Coin Newsweek – February 24, 2026 – A new analysis from Bloomberg Intelligence suggests Coinbase could see its stablecoin revenue multiply by two to seven times if payment adoption accelerates under the proposed Genius Act regulatory framework. However, the same legislation contains provisions that could fundamentally alter the exchange’s lucrative partnership with USDC issuer Circle.
Bloomberg Intelligence analysts Paul Gulberg and Samuel Radowitz project that Coinbase’s stablecoin revenue is on track to reach $1.35 billion by 2025, a figure that would represent approximately 19% of the company’s total projected revenue. This baseline already positions stablecoins as a critical revenue stream for the publicly traded exchange.
The analysts’ more bullish scenario envisions what they describe as “payment adoption acceleration under the Genius Act,” which could expand this revenue stream by two to seven times. Such growth would transform stablecoin-related income into a multi-billion dollar annual business for Coinbase, fundamentally altering the company’s revenue composition and valuation metrics.
The Genius Act, formally known as the “Guiding and Establishing National Innovation for U.S. Stablecoins Act,” represents a comprehensive attempt to create a federal regulatory framework for stablecoin issuance and usage. If enacted, it would provide the regulatory clarity that industry participants have long sought, potentially unlocking broader adoption by institutional users and payment companies.
However, the proposed legislation contains provisions that could complicate Coinbase’s existing stablecoin strategy. The Act prohibits issuers from paying interest or yields to stablecoin holders—a restriction designed to maintain the clear distinction between stablecoins as payment instruments and securities or investment products.
This prohibition could have ripple effects on Coinbase’s relationship with Circle, the issuer of USDC. Currently, Coinbase and Circle share revenue generated from the USDC reserve’s interest income, with Coinbase receiving a portion for its role in distributing the stablecoin and providing platform support.
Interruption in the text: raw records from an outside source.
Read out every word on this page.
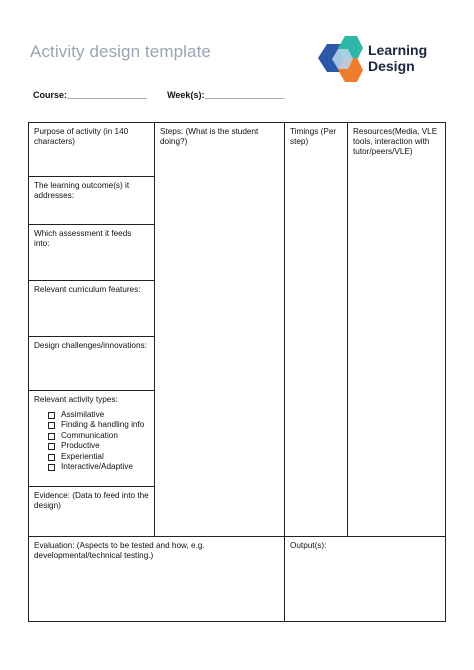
Activity design template	Learning
Design
Course:________________ Week(s):________________
Purpose of activity (in 140 characters)
The learning outcome(s) it addresses:
Which assessment it feeds into:
Relevant curriculum features:
Design challenges/innovations:
Relevant activity types:
Assimilative
Finding & handling info
Communication
Productive
Experiential
Interactive/Adaptive
Evidence: (Data to feed into the design)
Steps: (What is the student doing?)
Timings (Per step)
Resources(Media, VLE tools, interaction with tutor/peers/VLE)
Evaluation: (Aspects to be tested and how, e.g. developmental/technical testing.)
Output(s):
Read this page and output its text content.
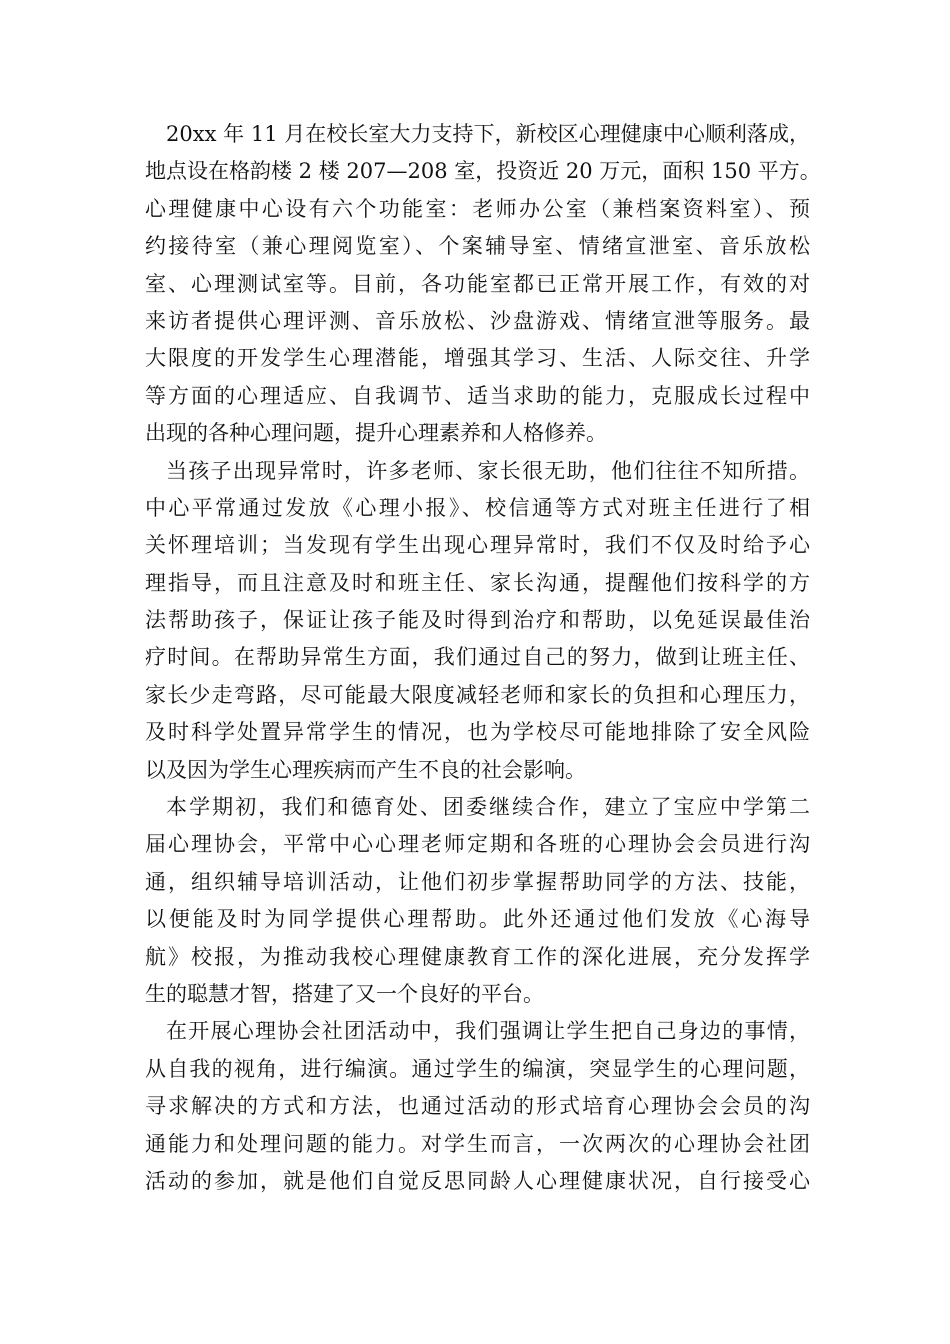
20xx 年 11 月在校长室大力支持下，新校区心理健康中心顺利落成，
地点设在格韵楼 2 楼 207—208 室，投资近 20 万元，面积 150 平方。
心理健康中心设有六个功能室：老师办公室（兼档案资料室）、预
约接待室（兼心理阅览室）、个案辅导室、情绪宣泄室、音乐放松
室、心理测试室等。目前，各功能室都已正常开展工作，有效的对
来访者提供心理评测、音乐放松、沙盘游戏、情绪宣泄等服务。最
大限度的开发学生心理潜能，增强其学习、生活、人际交往、升学
等方面的心理适应、自我调节、适当求助的能力，克服成长过程中
出现的各种心理问题，提升心理素养和人格修养。
当孩子出现异常时，许多老师、家长很无助，他们往往不知所措。
中心平常通过发放《心理小报》、校信通等方式对班主任进行了相
关怀理培训；当发现有学生出现心理异常时，我们不仅及时给予心
理指导，而且注意及时和班主任、家长沟通，提醒他们按科学的方
法帮助孩子，保证让孩子能及时得到治疗和帮助，以免延误最佳治
疗时间。在帮助异常生方面，我们通过自己的努力，做到让班主任、
家长少走弯路，尽可能最大限度减轻老师和家长的负担和心理压力，
及时科学处置异常学生的情况，也为学校尽可能地排除了安全风险
以及因为学生心理疾病而产生不良的社会影响。
本学期初，我们和德育处、团委继续合作，建立了宝应中学第二
届心理协会，平常中心心理老师定期和各班的心理协会会员进行沟
通，组织辅导培训活动，让他们初步掌握帮助同学的方法、技能，
以便能及时为同学提供心理帮助。此外还通过他们发放《心海导
航》校报，为推动我校心理健康教育工作的深化进展，充分发挥学
生的聪慧才智，搭建了又一个良好的平台。
在开展心理协会社团活动中，我们强调让学生把自己身边的事情，
从自我的视角，进行编演。通过学生的编演，突显学生的心理问题，
寻求解决的方式和方法，也通过活动的形式培育心理协会会员的沟
通能力和处理问题的能力。对学生而言，一次两次的心理协会社团
活动的参加，就是他们自觉反思同龄人心理健康状况，自行接受心
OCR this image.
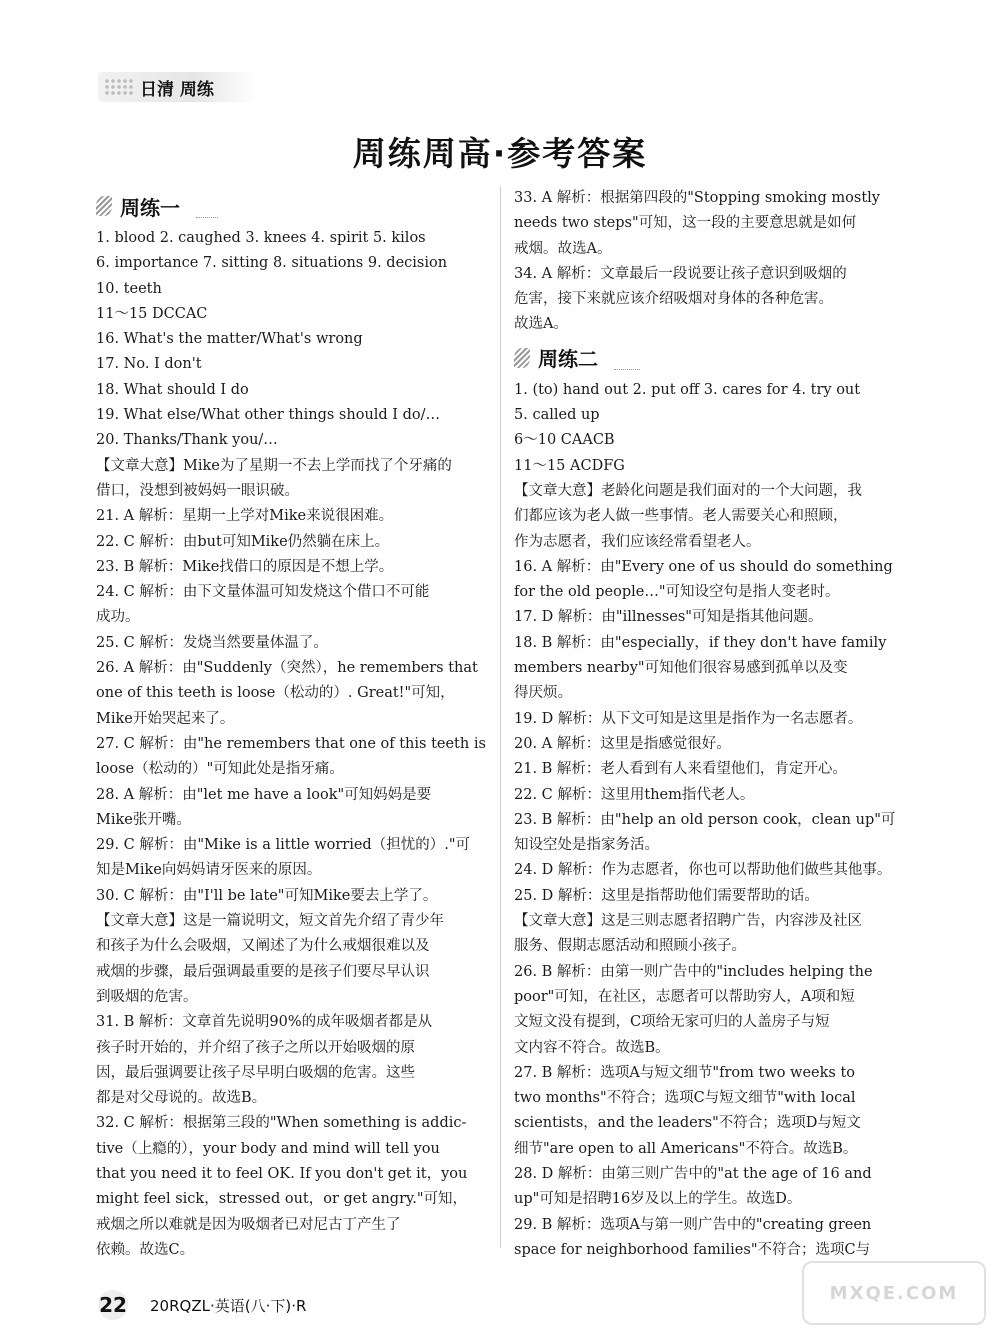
日清 周练
周练周高·参考答案
周练一
1. blood 2. caughed 3. knees 4. spirit 5. kilos
6. importance 7. sitting 8. situations 9. decision
10. teeth
11～15 DCCAC
16. What's the matter/What's wrong
17. No. I don't
18. What should I do
19. What else/What other things should I do/…
20. Thanks/Thank you/…
【文章大意】Mike为了星期一不去上学而找了个牙痛的
借口，没想到被妈妈一眼识破。
21. A 解析：星期一上学对Mike来说很困难。
22. C 解析：由but可知Mike仍然躺在床上。
23. B 解析：Mike找借口的原因是不想上学。
24. C 解析：由下文量体温可知发烧这个借口不可能
成功。
25. C 解析：发烧当然要量体温了。
26. A 解析：由"Suddenly（突然），he remembers that
one of this teeth is loose（松动的）. Great!"可知，
Mike开始哭起来了。
27. C 解析：由"he remembers that one of this teeth is
loose（松动的）"可知此处是指牙痛。
28. A 解析：由"let me have a look"可知妈妈是要
Mike张开嘴。
29. C 解析：由"Mike is a little worried（担忧的）."可
知是Mike向妈妈请牙医来的原因。
30. C 解析：由"I'll be late"可知Mike要去上学了。
【文章大意】这是一篇说明文，短文首先介绍了青少年
和孩子为什么会吸烟，又阐述了为什么戒烟很难以及
戒烟的步骤，最后强调最重要的是孩子们要尽早认识
到吸烟的危害。
31. B 解析：文章首先说明90%的成年吸烟者都是从
孩子时开始的，并介绍了孩子之所以开始吸烟的原
因，最后强调要让孩子尽早明白吸烟的危害。这些
都是对父母说的。故选B。
32. C 解析：根据第三段的"When something is addic-
tive（上瘾的），your body and mind will tell you
that you need it to feel OK. If you don't get it，you
might feel sick，stressed out，or get angry."可知，
戒烟之所以难就是因为吸烟者已对尼古丁产生了
依赖。故选C。
33. A 解析：根据第四段的"Stopping smoking mostly
needs two steps"可知，这一段的主要意思就是如何
戒烟。故选A。
34. A 解析：文章最后一段说要让孩子意识到吸烟的
危害，接下来就应该介绍吸烟对身体的各种危害。
故选A。
周练二
1. (to) hand out 2. put off 3. cares for 4. try out
5. called up
6～10 CAACB
11～15 ACDFG
【文章大意】老龄化问题是我们面对的一个大问题，我
们都应该为老人做一些事情。老人需要关心和照顾，
作为志愿者，我们应该经常看望老人。
16. A 解析：由"Every one of us should do something
for the old people…"可知设空句是指人变老时。
17. D 解析：由"illnesses"可知是指其他问题。
18. B 解析：由"especially，if they don't have family
members nearby"可知他们很容易感到孤单以及变
得厌烦。
19. D 解析：从下文可知是这里是指作为一名志愿者。
20. A 解析：这里是指感觉很好。
21. B 解析：老人看到有人来看望他们，肯定开心。
22. C 解析：这里用them指代老人。
23. B 解析：由"help an old person cook，clean up"可
知设空处是指家务活。
24. D 解析：作为志愿者，你也可以帮助他们做些其他事。
25. D 解析：这里是指帮助他们需要帮助的话。
【文章大意】这是三则志愿者招聘广告，内容涉及社区
服务、假期志愿活动和照顾小孩子。
26. B 解析：由第一则广告中的"includes helping the
poor"可知，在社区，志愿者可以帮助穷人，A项和短
文短文没有提到，C项给无家可归的人盖房子与短
文内容不符合。故选B。
27. B 解析：选项A与短文细节"from two weeks to
two months"不符合；选项C与短文细节"with local
scientists，and the leaders"不符合；选项D与短文
细节"are open to all Americans"不符合。故选B。
28. D 解析：由第三则广告中的"at the age of 16 and
up"可知是招聘16岁及以上的学生。故选D。
29. B 解析：选项A与第一则广告中的"creating green
space for neighborhood families"不符合；选项C与
22 20RQZL·英语(八·下)·R
MXQE.COM
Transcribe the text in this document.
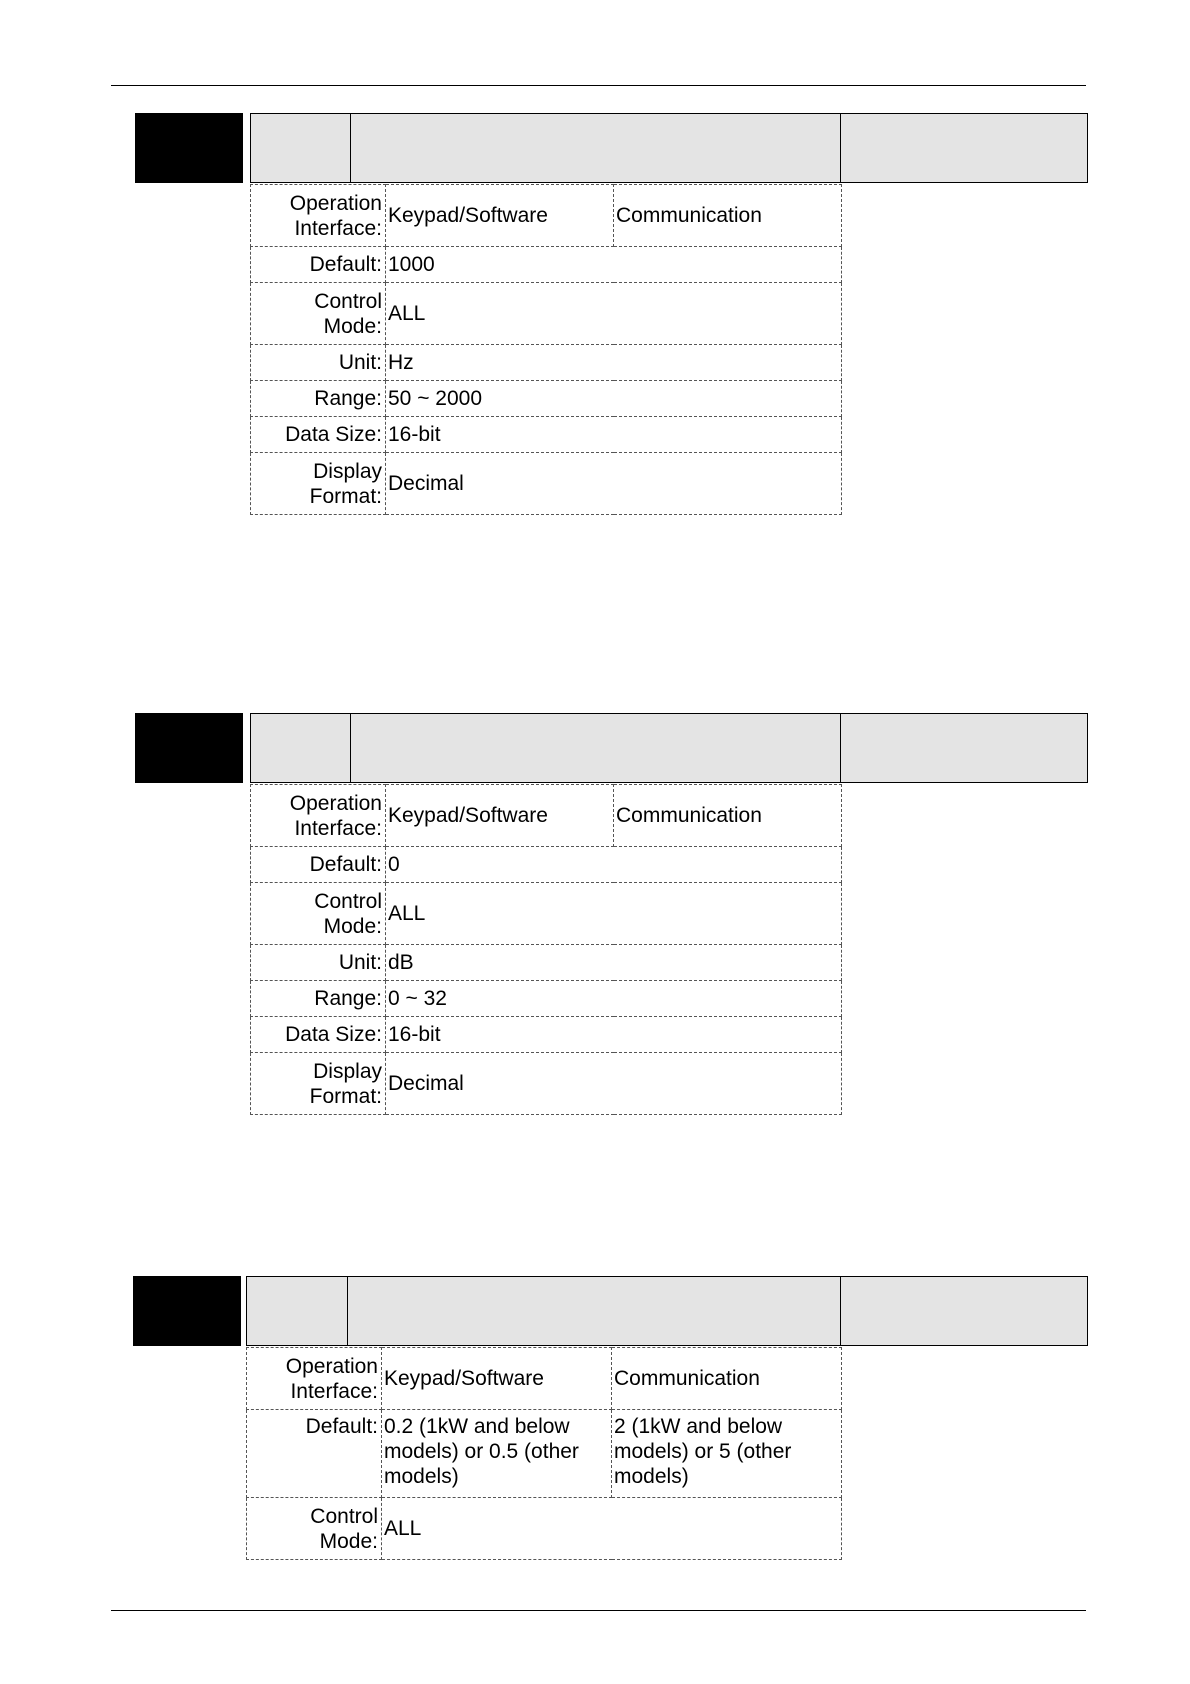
Operation Interface:	Keypad/Software	Communication
Default:	1000	
Control Mode:	ALL	
Unit:	Hz	
Range:	50 ~ 2000	
Data Size:	16-bit	
Display Format:	Decimal	
Operation Interface:	Keypad/Software	Communication
Default:	0	
Control Mode:	ALL	
Unit:	dB	
Range:	0 ~ 32	
Data Size:	16-bit	
Display Format:	Decimal	
Operation Interface:	Keypad/Software	Communication
Default:	0.2 (1kW and below models) or 0.5 (other models)	2 (1kW and below models) or 5 (other models)
Control Mode:	ALL	
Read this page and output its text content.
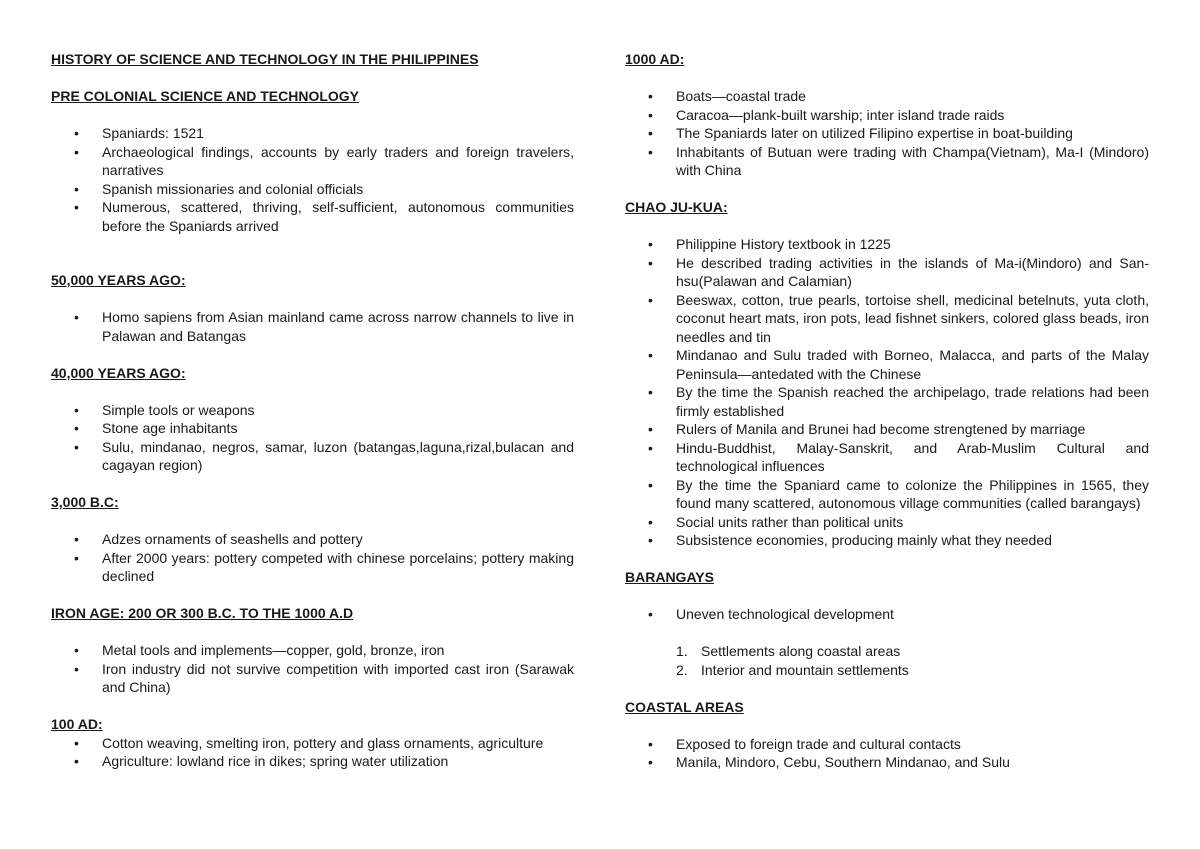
HISTORY OF SCIENCE AND TECHNOLOGY IN THE PHILIPPINES

PRE COLONIAL SCIENCE AND TECHNOLOGY

• Spaniards: 1521
• Archaeological findings, accounts by early traders and foreign travelers, narratives
• Spanish missionaries and colonial officials
• Numerous, scattered, thriving, self-sufficient, autonomous communities before the Spaniards arrived

50,000 YEARS AGO:

• Homo sapiens from Asian mainland came across narrow channels to live in Palawan and Batangas

40,000 YEARS AGO:

• Simple tools or weapons
• Stone age inhabitants
• Sulu, mindanao, negros, samar, luzon (batangas,laguna,rizal,bulacan and cagayan region)

3,000 B.C:

• Adzes ornaments of seashells and pottery
• After 2000 years: pottery competed with chinese porcelains; pottery making declined

IRON AGE: 200 OR 300 B.C. TO THE 1000 A.D

• Metal tools and implements—copper, gold, bronze, iron
• Iron industry did not survive competition with imported cast iron (Sarawak and China)

100 AD:

• Cotton weaving, smelting iron, pottery and glass ornaments, agriculture
• Agriculture: lowland rice in dikes; spring water utilization

1000 AD:

• Boats—coastal trade
• Caracoa—plank-built warship; inter island trade raids
• The Spaniards later on utilized Filipino expertise in boat-building
• Inhabitants of Butuan were trading with Champa(Vietnam), Ma-I (Mindoro) with China

CHAO JU-KUA:

• Philippine History textbook in 1225
• He described trading activities in the islands of Ma-i(Mindoro) and San-hsu(Palawan and Calamian)
• Beeswax, cotton, true pearls, tortoise shell, medicinal betelnuts, yuta cloth, coconut heart mats, iron pots, lead fishnet sinkers, colored glass beads, iron needles and tin
• Mindanao and Sulu traded with Borneo, Malacca, and parts of the Malay Peninsula—antedated with the Chinese
• By the time the Spanish reached the archipelago, trade relations had been firmly established
• Rulers of Manila and Brunei had become strengtened by marriage
• Hindu-Buddhist, Malay-Sanskrit, and Arab-Muslim Cultural and technological influences
• By the time the Spaniard came to colonize the Philippines in 1565, they found many scattered, autonomous village communities (called barangays)
• Social units rather than political units
• Subsistence economies, producing mainly what they needed

BARANGAYS

• Uneven technological development
1. Settlements along coastal areas
2. Interior and mountain settlements

COASTAL AREAS

• Exposed to foreign trade and cultural contacts
• Manila, Mindoro, Cebu, Southern Mindanao, and Sulu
The Genius Act’s restrictions on interest payments to holders do not directly address issuer-exchange revenue sharing, but ongoing draft negotiations may further restrict exchanges from awarding rewards or incentives tied to stablecoin balances.
Such restrictions would directly impact the current model where platforms like Coinbase offer yield-bearing products or rewards programs linked to stablecoin holdings. The ability to generate passive income on stablecoin balances has been a key driver of USDC adoption among retail and institutional users.
The analysts’ report highlights the dual nature of regulatory progress: while clear rules can unlock massive growth by bringing in institutional capital and payment companies, they can also constrain the specific mechanisms that made existing products successful. For Coinbase, navigating this tension will be critical to realizing the upside potential while adapting to new compliance requirements.
The projected 2-7x growth multiple reflects not just increased adoption but also the potential for stablecoins to penetrate traditional payment flows. If regulated stablecoins become a standard settlement layer for e-commerce, remittances, and business-to-business payments, the addressable market expands far beyond the current crypto-native use cases.
Coinbase has positioned itself as a bridge between traditional finance and the crypto economy, with stablecoin infrastructure playing a central role in that strategy. The exchange’s deep integration with USDC—including its role as a distribution partner and its inclusion of USDC in its “base” layer-2 network—creates multiple revenue touchpoints from stablecoin activity.
For Circle, the Genius Act represents both opportunity and challenge similar to those facing Coinbase. As the second-largest stablecoin issuer globally, Circle stands to benefit from regulatory clarity that could make USDC the preferred choice for regulated institutions. However, the company must also adapt its business model to any restrictions on reserve management and revenue distribution.
The analysts note that draft negotiations remain ongoing, meaning the final legislative language could differ significantly from current proposals. Industry participants are actively lobbying for provisions that preserve innovation while satisfying regulatory objectives, a balancing act that will determine the ultimate impact on companies like Coinbase and Circle.
As the stablecoin regulatory landscape takes shape, Coinbase finds itself at the intersection of massive opportunity and significant strategic adaptation. The analysts’ projections suggest that getting the balance right could yield exponential growth—but only if the company can navigate the complex trade-offs embedded in the Genius Act framework.